About the Oldtime Baseball Game

The Oldtime Baseball Game is a celebration of our national pastime, played each year at beautiful St. Peter’s Field on Sherman Street in North Cambridge. From its humble beginnings in 1994, the game has grown considerably over the years, yet has remained loyal to its mission of offering a glimpse of what it was like in the old days, when hundreds of fans would turn out to root for their “town” team in various local semipro leagues.

What makes the Oldtime Baseball Game so special is our dazzling collection of flannel uniforms that represent virtually every era in baseball history. Used just once a year for the Oldtime Baseball Game, and then returned to storage by our friends at Royal White Laundry of Somerville, the uniforms include such long-ago teams as the Boston Braves, St. Louis Browns and Brooklyn Dodgers. Teams from the old Negro Leagues are represented by the Kansas City Monarchs, Homestead Grays and Baltimore Elite Giants. Cuba is represented by the legendary Cienfuegos Elephantes. We even have a uniform from a team that never actually existed: The New York Knights, for whom Robert Redford’s Roy Hobbs character played in “The Natural.”

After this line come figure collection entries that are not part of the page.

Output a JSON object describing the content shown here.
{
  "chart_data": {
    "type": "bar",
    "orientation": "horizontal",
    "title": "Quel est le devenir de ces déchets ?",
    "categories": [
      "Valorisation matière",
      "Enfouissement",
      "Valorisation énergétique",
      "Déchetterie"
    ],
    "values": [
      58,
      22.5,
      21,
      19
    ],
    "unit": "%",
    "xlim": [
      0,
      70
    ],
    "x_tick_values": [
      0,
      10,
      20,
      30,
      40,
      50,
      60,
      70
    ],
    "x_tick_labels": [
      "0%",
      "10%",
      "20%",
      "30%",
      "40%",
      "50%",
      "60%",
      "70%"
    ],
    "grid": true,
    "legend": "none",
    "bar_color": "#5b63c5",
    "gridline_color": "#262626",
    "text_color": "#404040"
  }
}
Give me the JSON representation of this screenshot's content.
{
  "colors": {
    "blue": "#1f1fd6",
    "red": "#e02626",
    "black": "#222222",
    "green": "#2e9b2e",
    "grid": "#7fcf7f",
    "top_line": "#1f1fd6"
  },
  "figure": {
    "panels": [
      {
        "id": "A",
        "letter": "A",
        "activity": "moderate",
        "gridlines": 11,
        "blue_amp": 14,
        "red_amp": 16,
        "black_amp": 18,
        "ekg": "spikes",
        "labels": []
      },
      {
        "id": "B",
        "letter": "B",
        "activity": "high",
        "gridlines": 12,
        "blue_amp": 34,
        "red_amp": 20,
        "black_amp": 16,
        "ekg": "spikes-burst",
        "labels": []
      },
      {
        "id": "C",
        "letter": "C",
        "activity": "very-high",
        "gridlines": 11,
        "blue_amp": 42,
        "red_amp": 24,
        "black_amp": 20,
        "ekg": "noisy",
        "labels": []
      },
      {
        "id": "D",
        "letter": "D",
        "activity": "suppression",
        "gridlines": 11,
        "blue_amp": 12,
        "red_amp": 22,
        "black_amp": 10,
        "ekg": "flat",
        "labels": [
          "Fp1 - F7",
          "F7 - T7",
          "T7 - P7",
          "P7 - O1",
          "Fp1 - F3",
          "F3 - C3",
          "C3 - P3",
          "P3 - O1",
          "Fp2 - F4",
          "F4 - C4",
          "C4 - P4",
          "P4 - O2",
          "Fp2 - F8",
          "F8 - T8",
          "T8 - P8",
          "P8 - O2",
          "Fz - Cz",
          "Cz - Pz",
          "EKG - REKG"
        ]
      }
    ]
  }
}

Players from the game are chosen from colleges and universities from the Boston area, with an occasional high school player or retired big-leaguer added to the mix. Over the years, former Red Sox pitchers Oil Can Boyd and Jim Corsi have played in the game, as has former New York Yankee Mike Pagliarulo. More than 25 participants in the Oldtime Baseball Game have gone on to play professional baseball, including former Northeastern University star Carlos Pena of Haverhill, the first representative of our game to play Major League Baseball. Pena now plays for the Tampa Bay Devil Rays.

But the Oldtime Baseball Game is, and always will be, a charity event. Since we work so hard each year to gather more than 1,000 people to watch our game, it just makes sense to use the event to raise money for a worthy cause.